︎ MATERIAL STUDY
Photographic paper is typically used with chemicals that fix an image into its surface. If one declines to use these chemicals, the paper stays reactive to light and its surface remains in flux. Without fixative, any image will fade into obscurity and darkness. Working in this manner is a process of composition and decomposition.
To explore decomposition as a strategy, I began a series of analog photography experiments that initially grew in relation to my plant pressing practice. Using different types of photosensitive paper, I began by pressing plants and exposing them to sunlight, much in the tradition of early botanical cyanotype methods. However, by declining to use any chemical fixer to freeze the traces of the plants, the resultant image continually changes and fades over time, exploring ideas of decay and ephemerality implicated in the process of photographic documentation. These studies also expanded to include pressing of food scraps destined for composting — another subject that helped me think through decomposition in relation to my photograms.

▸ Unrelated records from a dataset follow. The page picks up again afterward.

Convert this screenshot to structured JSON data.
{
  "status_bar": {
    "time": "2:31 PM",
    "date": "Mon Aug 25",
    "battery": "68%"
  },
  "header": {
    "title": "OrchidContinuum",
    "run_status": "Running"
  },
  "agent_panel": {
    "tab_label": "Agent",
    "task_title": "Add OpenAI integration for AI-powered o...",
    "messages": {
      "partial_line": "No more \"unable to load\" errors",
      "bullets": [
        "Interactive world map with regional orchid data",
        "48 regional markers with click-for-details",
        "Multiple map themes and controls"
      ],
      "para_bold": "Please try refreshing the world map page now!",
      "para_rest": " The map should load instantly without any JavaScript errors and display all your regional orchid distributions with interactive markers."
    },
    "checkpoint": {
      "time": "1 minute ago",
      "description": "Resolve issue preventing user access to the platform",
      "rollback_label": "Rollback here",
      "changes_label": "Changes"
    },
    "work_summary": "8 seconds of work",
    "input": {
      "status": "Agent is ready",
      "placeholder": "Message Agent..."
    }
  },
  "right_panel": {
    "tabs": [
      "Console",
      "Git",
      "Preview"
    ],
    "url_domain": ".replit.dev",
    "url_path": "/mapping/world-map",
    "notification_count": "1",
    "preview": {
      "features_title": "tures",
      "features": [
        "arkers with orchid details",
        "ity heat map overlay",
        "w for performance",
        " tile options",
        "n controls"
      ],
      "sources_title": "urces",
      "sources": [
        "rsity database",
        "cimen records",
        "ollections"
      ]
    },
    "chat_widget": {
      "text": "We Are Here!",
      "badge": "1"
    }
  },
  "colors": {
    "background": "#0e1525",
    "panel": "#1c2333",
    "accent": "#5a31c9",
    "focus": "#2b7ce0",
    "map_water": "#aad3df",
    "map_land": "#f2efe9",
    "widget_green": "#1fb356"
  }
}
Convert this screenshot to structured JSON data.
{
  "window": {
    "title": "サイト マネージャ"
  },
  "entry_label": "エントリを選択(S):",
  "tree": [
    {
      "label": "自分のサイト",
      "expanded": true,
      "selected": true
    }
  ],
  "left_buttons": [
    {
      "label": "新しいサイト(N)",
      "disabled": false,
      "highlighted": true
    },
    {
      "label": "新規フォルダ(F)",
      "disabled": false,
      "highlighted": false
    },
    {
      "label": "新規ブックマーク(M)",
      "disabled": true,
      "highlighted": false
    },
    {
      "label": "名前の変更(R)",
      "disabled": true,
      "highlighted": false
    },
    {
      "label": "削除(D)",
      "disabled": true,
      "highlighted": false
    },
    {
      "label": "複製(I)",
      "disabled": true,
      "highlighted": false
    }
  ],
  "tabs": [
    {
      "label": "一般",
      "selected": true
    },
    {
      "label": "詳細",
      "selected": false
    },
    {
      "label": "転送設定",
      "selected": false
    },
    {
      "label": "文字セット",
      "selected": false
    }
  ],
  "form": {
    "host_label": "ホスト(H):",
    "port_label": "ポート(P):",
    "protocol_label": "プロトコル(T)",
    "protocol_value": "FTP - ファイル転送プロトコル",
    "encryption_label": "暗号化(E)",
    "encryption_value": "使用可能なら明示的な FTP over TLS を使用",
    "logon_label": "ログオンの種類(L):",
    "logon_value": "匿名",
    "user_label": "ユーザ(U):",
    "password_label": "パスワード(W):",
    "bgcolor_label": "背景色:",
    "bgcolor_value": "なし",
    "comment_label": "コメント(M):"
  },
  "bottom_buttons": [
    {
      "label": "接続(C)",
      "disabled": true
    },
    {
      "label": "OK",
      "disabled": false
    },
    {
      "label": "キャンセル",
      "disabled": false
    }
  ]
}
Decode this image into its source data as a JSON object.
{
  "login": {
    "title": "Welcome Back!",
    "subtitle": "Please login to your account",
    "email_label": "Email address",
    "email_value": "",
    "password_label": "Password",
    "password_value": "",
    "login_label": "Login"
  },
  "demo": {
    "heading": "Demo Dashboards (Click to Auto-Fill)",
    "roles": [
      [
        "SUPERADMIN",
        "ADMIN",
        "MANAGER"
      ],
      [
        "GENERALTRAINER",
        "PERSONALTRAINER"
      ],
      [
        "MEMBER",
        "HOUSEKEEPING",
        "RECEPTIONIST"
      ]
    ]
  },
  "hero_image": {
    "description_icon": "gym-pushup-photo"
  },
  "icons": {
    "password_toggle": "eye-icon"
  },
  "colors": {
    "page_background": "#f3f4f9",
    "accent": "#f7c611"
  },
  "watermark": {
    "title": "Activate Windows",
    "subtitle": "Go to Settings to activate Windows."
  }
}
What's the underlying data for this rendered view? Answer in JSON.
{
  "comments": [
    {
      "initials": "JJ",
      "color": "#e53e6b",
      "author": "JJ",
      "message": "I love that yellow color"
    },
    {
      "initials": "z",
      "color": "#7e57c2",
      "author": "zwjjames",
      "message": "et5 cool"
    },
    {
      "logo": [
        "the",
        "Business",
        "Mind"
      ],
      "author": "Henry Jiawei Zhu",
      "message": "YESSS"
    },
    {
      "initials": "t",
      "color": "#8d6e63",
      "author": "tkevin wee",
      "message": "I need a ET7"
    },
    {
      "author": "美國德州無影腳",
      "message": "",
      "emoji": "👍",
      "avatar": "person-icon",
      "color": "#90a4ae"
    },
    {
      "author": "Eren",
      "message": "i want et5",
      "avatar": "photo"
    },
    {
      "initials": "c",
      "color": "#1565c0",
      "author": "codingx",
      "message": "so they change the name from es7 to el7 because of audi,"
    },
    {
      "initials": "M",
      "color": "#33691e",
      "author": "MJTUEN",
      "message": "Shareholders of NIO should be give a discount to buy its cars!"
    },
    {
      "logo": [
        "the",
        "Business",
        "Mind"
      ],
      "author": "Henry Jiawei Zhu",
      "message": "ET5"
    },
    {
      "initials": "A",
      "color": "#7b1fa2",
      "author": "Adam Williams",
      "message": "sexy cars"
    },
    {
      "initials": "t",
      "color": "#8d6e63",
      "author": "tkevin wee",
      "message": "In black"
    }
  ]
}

This series is a consideration of material longevity, letting go of the urge to tightly hold onto something ephemeral, and the desire to preserve as a surrogate for memory.
In support of my ongoing production of these prints, I am also continually experimenting with photographic paper as a medium. By systematically testing different fluids, exposure times, and light filtering methods, I add to my understanding and appreciation of this delightfully capricious material.